The series was written by Gary Gygax (the father of Dungeons & Dragons) and set within his own World of Greyhawk campaign. The story revolves around a street urchin (Gord) who grows up in the city of Greyhawk and later has adventures that take him across the width and breadth of the Flanaess.
Although the first book was released in 1985, I never read it until just recently. As I said yesterday, I have never had any interest in reading books about games I was playing. I finally gave Keep on the Borderlands a shot (hoping that such a fine module would lead to an equally exciting book). Unfortunately, I found the novelization terribly disappointing.
Urged on by friends, who insisted that there were much better books out there, I went to a used book store in search of one of Rose Estes’ Greyhawk books (which various people had recommended as worth reading). The store I went to first didn’t have anything by Estes at the moment, but I bought a copy of Artifact of Evil (the second book in the Gord the Rogue series). After checking numerous other used book stores, I had acquired books two through five but was unable to locate the first one (other than online and I avoid online purchases whenever I can, especially since it was the middle of the christmas rush at the time).
I hate reading a series out of order but I wanted to dig in and see what the story was about. I picked up Artifact of Evil and found it riveting from the first page. Before I was done, I had acquired the first book (Saga of Old City) and moved quickly on to devour it. From there I moved on to, and now am in the middle of, Sea of Death (3rd or 4th book, depending on your count).
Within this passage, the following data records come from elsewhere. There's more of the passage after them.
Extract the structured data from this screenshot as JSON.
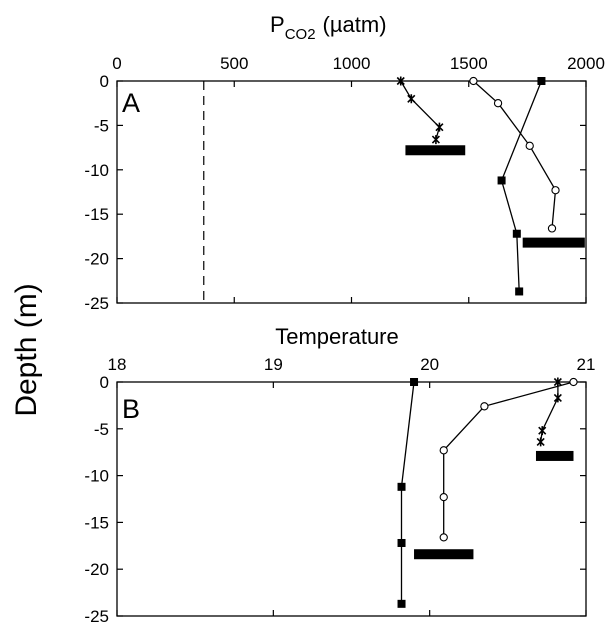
{
  "chart_data": [
    {
      "type": "line",
      "panel_label": "A",
      "x_axis_title_main": "P",
      "x_axis_title_sub": "CO2",
      "x_axis_title_unit": "(µatm)",
      "ylabel": "Depth (m)",
      "xlim": [
        0,
        2000
      ],
      "ylim": [
        -25,
        0
      ],
      "xticks": [
        0,
        500,
        1000,
        1500,
        2000
      ],
      "yticks": [
        0,
        -5,
        -10,
        -15,
        -20,
        -25
      ],
      "x_axis_position": "top",
      "grid": false,
      "reference_line": {
        "x": 370,
        "style": "dashed"
      },
      "series": [
        {
          "marker": "star",
          "x": [
            1210,
            1255,
            1375,
            1360
          ],
          "y": [
            0,
            -2,
            -5.2,
            -6.6
          ]
        },
        {
          "marker": "open-circle",
          "x": [
            1520,
            1625,
            1760,
            1870,
            1855
          ],
          "y": [
            0,
            -2.5,
            -7.3,
            -12.3,
            -16.6
          ]
        },
        {
          "marker": "filled-square",
          "x": [
            1810,
            1640,
            1705,
            1715
          ],
          "y": [
            0,
            -11.2,
            -17.2,
            -23.7
          ]
        }
      ],
      "bars": [
        {
          "x_start": 1230,
          "x_end": 1485,
          "y": -7.8
        },
        {
          "x_start": 1730,
          "x_end": 1995,
          "y": -18.2
        }
      ]
    },
    {
      "type": "line",
      "panel_label": "B",
      "xlabel": "Temperature",
      "ylabel": "Depth (m)",
      "xlim": [
        18,
        21
      ],
      "ylim": [
        -25,
        0
      ],
      "xticks": [
        18,
        19,
        20,
        21
      ],
      "yticks": [
        0,
        -5,
        -10,
        -15,
        -20,
        -25
      ],
      "x_axis_position": "top",
      "grid": false,
      "series": [
        {
          "marker": "filled-square",
          "x": [
            19.9,
            19.82,
            19.82,
            19.82
          ],
          "y": [
            0,
            -11.2,
            -17.2,
            -23.7
          ]
        },
        {
          "marker": "open-circle",
          "x": [
            20.92,
            20.35,
            20.09,
            20.09,
            20.09
          ],
          "y": [
            0,
            -2.6,
            -7.3,
            -12.3,
            -16.6
          ]
        },
        {
          "marker": "star",
          "x": [
            20.82,
            20.82,
            20.72,
            20.71
          ],
          "y": [
            0,
            -1.7,
            -5.2,
            -6.4
          ]
        }
      ],
      "bars": [
        {
          "x_start": 20.68,
          "x_end": 20.92,
          "y": -7.9
        },
        {
          "x_start": 19.9,
          "x_end": 20.28,
          "y": -18.4
        }
      ]
    }
  ]
}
There are five books in the series (In order: Saga of Old City, Artifact of Evil, Sea of Death, Come Endless Darkness, and Dance of Demons) plus two other books of collected short stories (Night Arrant and City of Hawks). Some people place the two collections within the series, making the whole a series of seven books. However you count them, they make up a wonderful story.
Gary Gygax co-founded TSR and created the World of Greyhawk. He wrote the first two Gord the Rogue books, at least in part, to promote the other World of Greyhawk products. Sadly, he was forced out of TSR at this time and lost the rights to his Greyhawk setting (as well as most other intellectual properties) but managed to retain control of Gord the Rogue. You will notice in the pictures above that only the first two books are listed as Greyhawk Adventures. The rest were produced after he left TSR and carry instead the banner of Gord the Rogue.
TSR then began screwing around with the World of Greyhawk, taking it ever further from the vision Gary held for the setting. As a result, in the fifth (and final) Gord the Rogue novel…
… nope, no spoilers.
You’ll have to read the series and see for yourself.
More than a Series of Books
One of my greatest regrets is that I never had the chance to meet Gary or sit in on one of his games. There are archived posts on various forums that give an insight to the man and a couple of folks who have played in his games that can relate some of their experiences. But that’s not the same as experiencing it for yourself.
The Gord the Rogue series has allowed me to step back in time and, in a sense, sit in on one of Gary’s games. I have Darlene’s map of the World of Greyhawk on my wall and can follow Gord’s exploits on it as I read the books. They give me a glimpse into how Gary approached the game and what kind of adventures he must have run. It was an unexpected treat to discover how much I was to enjoy this aspect of his books.